Michael wasn’t smoking but I opened the windows anyway, letting the morning air rush over my skin and into my lungs.
“What a perfect day for driving to the Grand Canyon!” I thought aloud over the happy noise of our latest play list.
I saw Michael’s head nod in agreement. His dark hair was wrestling with the wind, his eyes scanning the beautiful, desolate world surrounding our little black rental car.
The road wound down through miles of curves and long straights before flattening out onto the plain. Several motorcycles passed us along the way, with riders decked out in black leathers and denim jackets. We sped up and passed a few RVs and slow moving pickups, but the road was for the most part lonely and quiet.
After several miles I slowed the car and took a right turn onto the access road for the Wukoki Pueblo. Before long we could see it standing in the distance. It reached high into the backdrop of blue, a rusty red castle complete with lookout tower. We pulled up and parked a couple of spaces away from the only other car in the lot.
I led the way up the path. Michael followed with the camera. I ran the final few yards, up the steps, and into the structure.
“Turn around, I’ll take a photo.” Michael shouted from down below on the trail.
I turned and looked his way, resting my hands on my hips as he snapped a shot. As he made his way up the steps to join me, I spun in a slow, scrutinizing circle. Ruin was hardly the right word to use when talking about the pueblo; the original owners had built their home to last. A formidable structure with straight edges, thick walls, and sharp corners, it has been standing strong against the elements for nearly a thousand years. The tower stood three stories high from the base of the rock upon which it was built. It must have afforded the occupants plenty of warning when anyone, friend or foe, approached from any direction. I doubted that anyone had ever snuck up undetected, and was sure that any attackers had suffered a nasty assault from high above.
We ducked into the tower through a tiny opening that must have been the door. I stood in the center of the uneven dirt floor and cocked my head back to look straight up at the blue patch of sky directly overhead. The red walls provided a colorful contrast to complete the picture.
“Beautiful!” I marveled. My voice bounced around inside the tower.
“There must have been a loft up there, you can see where the beams must have been.” Michael pointed up to several open pockets in the walls.
“Bedroom loft in a lookout tower. How cool is that?” I stared out through a large hole in one wall.
I peered out through an opening that must have served as a window. The wall was almost as thick as my arm was long, but I could still see far and wide into the distance.
“I wonder if anyone ever shot an arrow at someone through this window.” My imagination was hard at work placing a band of attackers out on the plain. I rained arrows down on them from my high vantage point.
After repelling the attackers, I pulled my head back from the window and my mind back into reality. I turned to see Michael staring out through an even smaller square in the wall to my right. Both his hands were planted on the wall, his head still. The camera cord hung out of his back pocket. I reached out like a reverent thief, pulling the camera free without a sound.

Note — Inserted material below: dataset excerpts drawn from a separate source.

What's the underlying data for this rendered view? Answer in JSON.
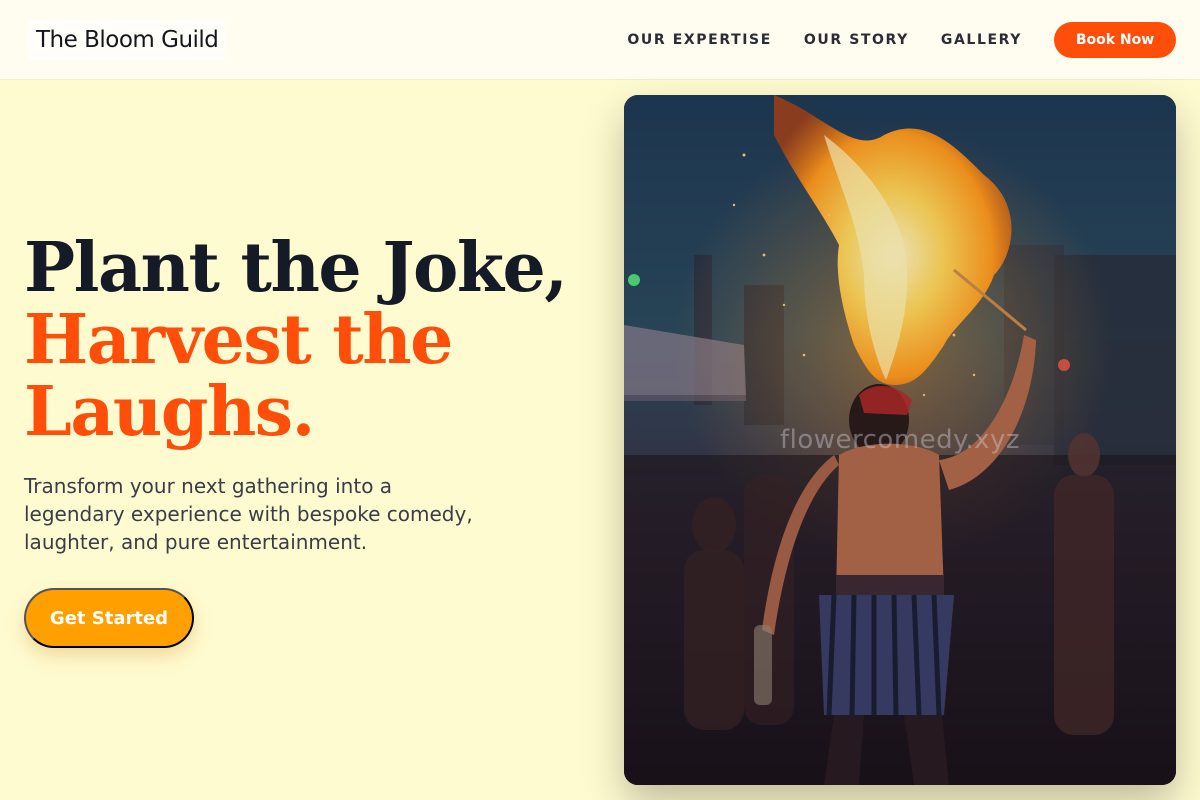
{
  "brand": {
    "name": "The Bloom Guild"
  },
  "nav": {
    "items": [
      "OUR EXPERTISE",
      "OUR STORY",
      "GALLERY"
    ],
    "cta_label": "Book Now"
  },
  "hero": {
    "title_line1": "Plant the Joke,",
    "title_line2": "Harvest the",
    "title_line3": "Laughs.",
    "subtitle": "Transform your next gathering into a legendary experience with bespoke comedy, laughter, and pure entertainment.",
    "cta_label": "Get Started"
  },
  "photo": {
    "subject": "fire-breathing-performer",
    "watermark": "flowercomedy.xyz"
  },
  "colors": {
    "page_bg": "#fffbd0",
    "header_bg": "#fffdf0",
    "accent_orange": "#ff4d0a",
    "cta_amber": "#ffa000",
    "heading_dark": "#141a26"
  }
}
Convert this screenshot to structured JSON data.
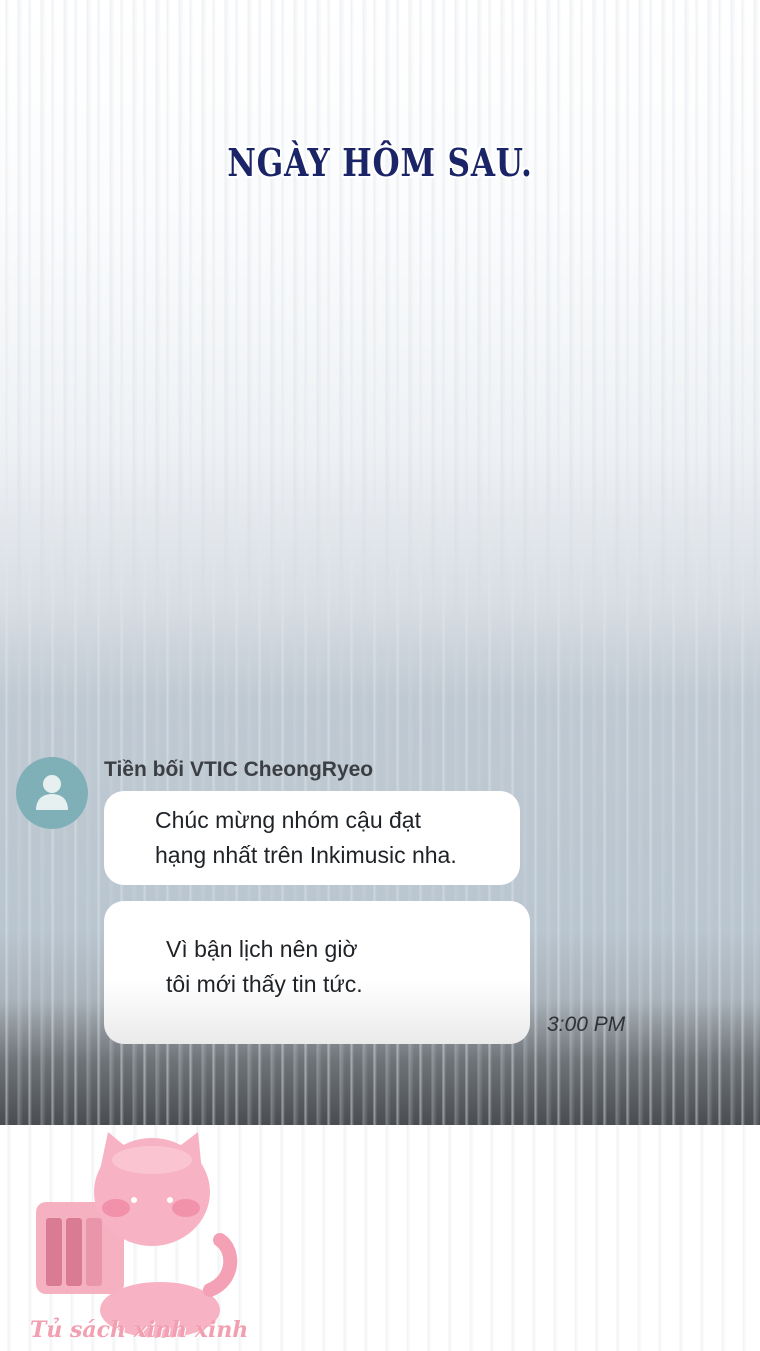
{
  "caption": "NGÀY HÔM SAU.",
  "chat": {
    "sender": "Tiền bối VTIC CheongRyeo",
    "messages": [
      {
        "line1": "Chúc mừng nhóm cậu đạt",
        "line2": "hạng nhất trên Inkimusic nha."
      },
      {
        "line1": "Vì bận lịch nên giờ",
        "line2": "tôi mới thấy tin tức."
      }
    ],
    "time": "3:00 PM"
  },
  "watermark": {
    "text": "Tủ sách xinh xinh",
    "icon": "pink-cat-books-logo"
  },
  "colors": {
    "caption": "#1a2466",
    "avatar": "#7fb0b8",
    "bubble": "#ffffff",
    "watermark": "#f29fb1"
  }
}
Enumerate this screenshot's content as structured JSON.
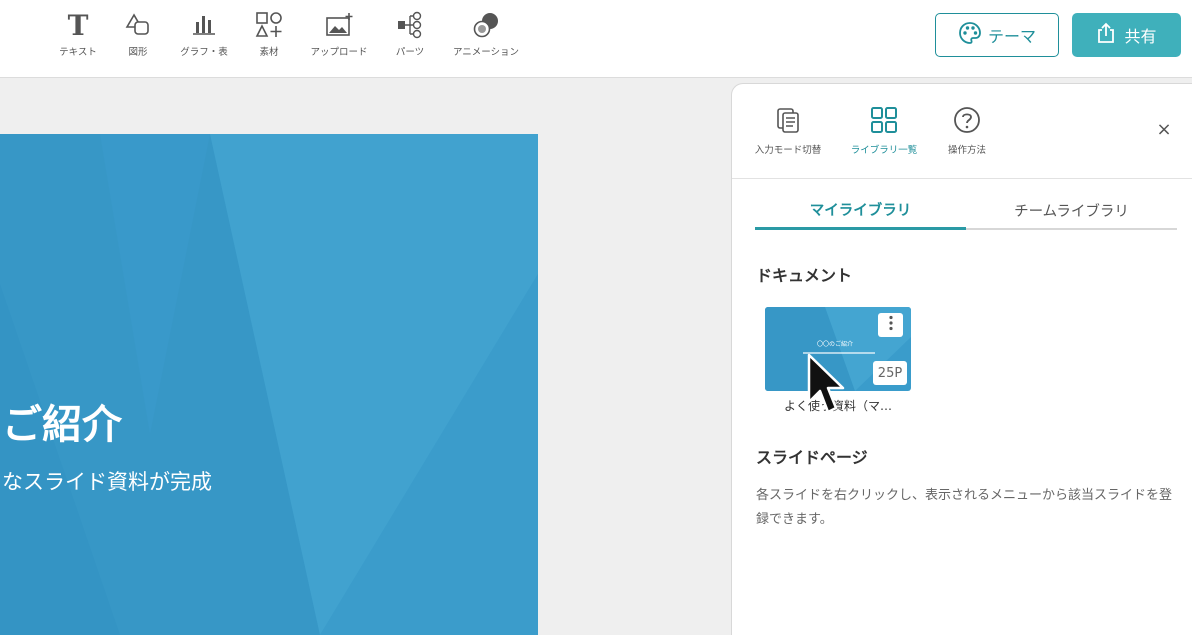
{
  "toolbar": {
    "tools": [
      {
        "label": "テキスト",
        "icon": "text-icon"
      },
      {
        "label": "図形",
        "icon": "shape-icon"
      },
      {
        "label": "グラフ・表",
        "icon": "chart-icon"
      },
      {
        "label": "素材",
        "icon": "material-icon"
      },
      {
        "label": "アップロード",
        "icon": "upload-image-icon"
      },
      {
        "label": "パーツ",
        "icon": "parts-icon"
      },
      {
        "label": "アニメーション",
        "icon": "animation-icon"
      }
    ],
    "theme_label": "テーマ",
    "share_label": "共有"
  },
  "slide": {
    "title": "ご紹介",
    "subtitle": "なスライド資料が完成"
  },
  "panel": {
    "tools": [
      {
        "label": "入力モード切替",
        "icon": "input-mode-icon"
      },
      {
        "label": "ライブラリ一覧",
        "icon": "library-grid-icon"
      },
      {
        "label": "操作方法",
        "icon": "help-icon"
      }
    ],
    "close_label": "×",
    "tabs": [
      {
        "label": "マイライブラリ",
        "active": true
      },
      {
        "label": "チームライブラリ",
        "active": false
      }
    ],
    "documents_heading": "ドキュメント",
    "document": {
      "thumb_title": "〇〇のご紹介",
      "pages": "25P",
      "name": "よく使う資料（マ…"
    },
    "slides_heading": "スライドページ",
    "slides_description": "各スライドを右クリックし、表示されるメニューから該当スライドを登録できます。"
  },
  "colors": {
    "accent": "#1f8f9a",
    "share_bg": "#3fb0bb",
    "slide_bg": "#3a9ccb"
  }
}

Michael was lost in thought. His gaze was intent, as if he were searching for something or someone far away on the horizon. I snapped a photo of him from across the little room.

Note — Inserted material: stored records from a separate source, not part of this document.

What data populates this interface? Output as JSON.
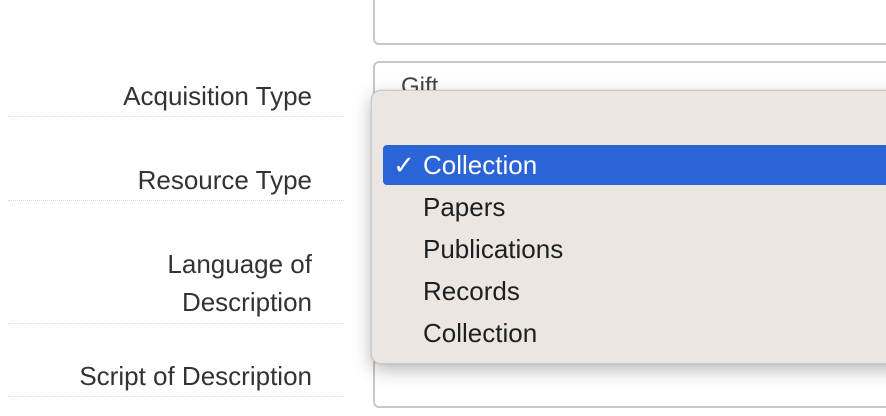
{
  "form": {
    "acquisition_type_label": "Acquisition Type",
    "acquisition_type_value": "Gift",
    "resource_type_label": "Resource Type",
    "language_label_line1": "Language of",
    "language_label_line2": "Description",
    "script_label": "Script of Description"
  },
  "dropdown": {
    "selected_check": "✓",
    "options": [
      {
        "label": "Collection",
        "selected": true
      },
      {
        "label": "Papers",
        "selected": false
      },
      {
        "label": "Publications",
        "selected": false
      },
      {
        "label": "Records",
        "selected": false
      },
      {
        "label": "Collection",
        "selected": false
      }
    ]
  },
  "colors": {
    "selection": "#2a64d6",
    "menu_background": "#ebe6e1"
  }
}
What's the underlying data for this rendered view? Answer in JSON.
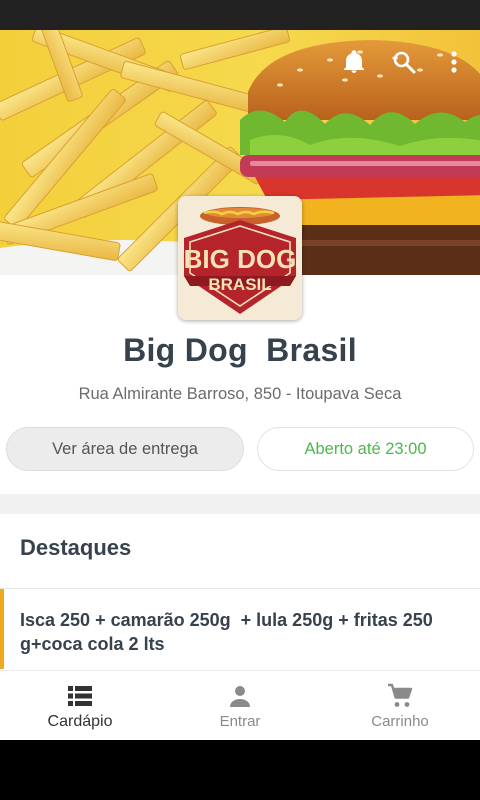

Leaving my brother to his thoughts, I crawled back through the little doorway and out into the sunlight. I looked out across the large open area that made up half of the pueblo. Encircled by a waist-high parapet wall, it must have served as a work area for the people that had lived here long ago. I could picture deerskins stretched and drying in the sun, baskets full of gathered foods, a fire pit ringed with stones, and children chasing a flea-ridden puppy in happy, loud circles.
“This would have been a great place to stage battles with our Star Wars and G.I. Joe figures.” Not for the first time on our trip, Michael’s voice interrupted my thoughts in a good way.
“Definitely. Look at all the rock formations and great places for waiting in ambush.” I agreed.
We stood together, looking out at the red rock and pointing out the best places to play. As kids we had spent more of our playtime choosing our figures and vehicles, staging them on the battlefield, building their bases, and mapping out scenarios than we had in acting them all out. In fact, we took so much time to work out the details that we rarely made it past the initial setup. When friends came over to play, they often grew frustrated with all the time we required in the imagination and planning phases of our play.
Standing with Michael in the ruins of an ancient Native American pueblo, I was reliving some of the best moments of my childhood. It was an unlikely moment in an unlikely setting, one that my own imagination could not have ever conjured.
My eyes filled with tears and I wished that it could have been my imagination that brought us to the pueblo, rather than everything that had.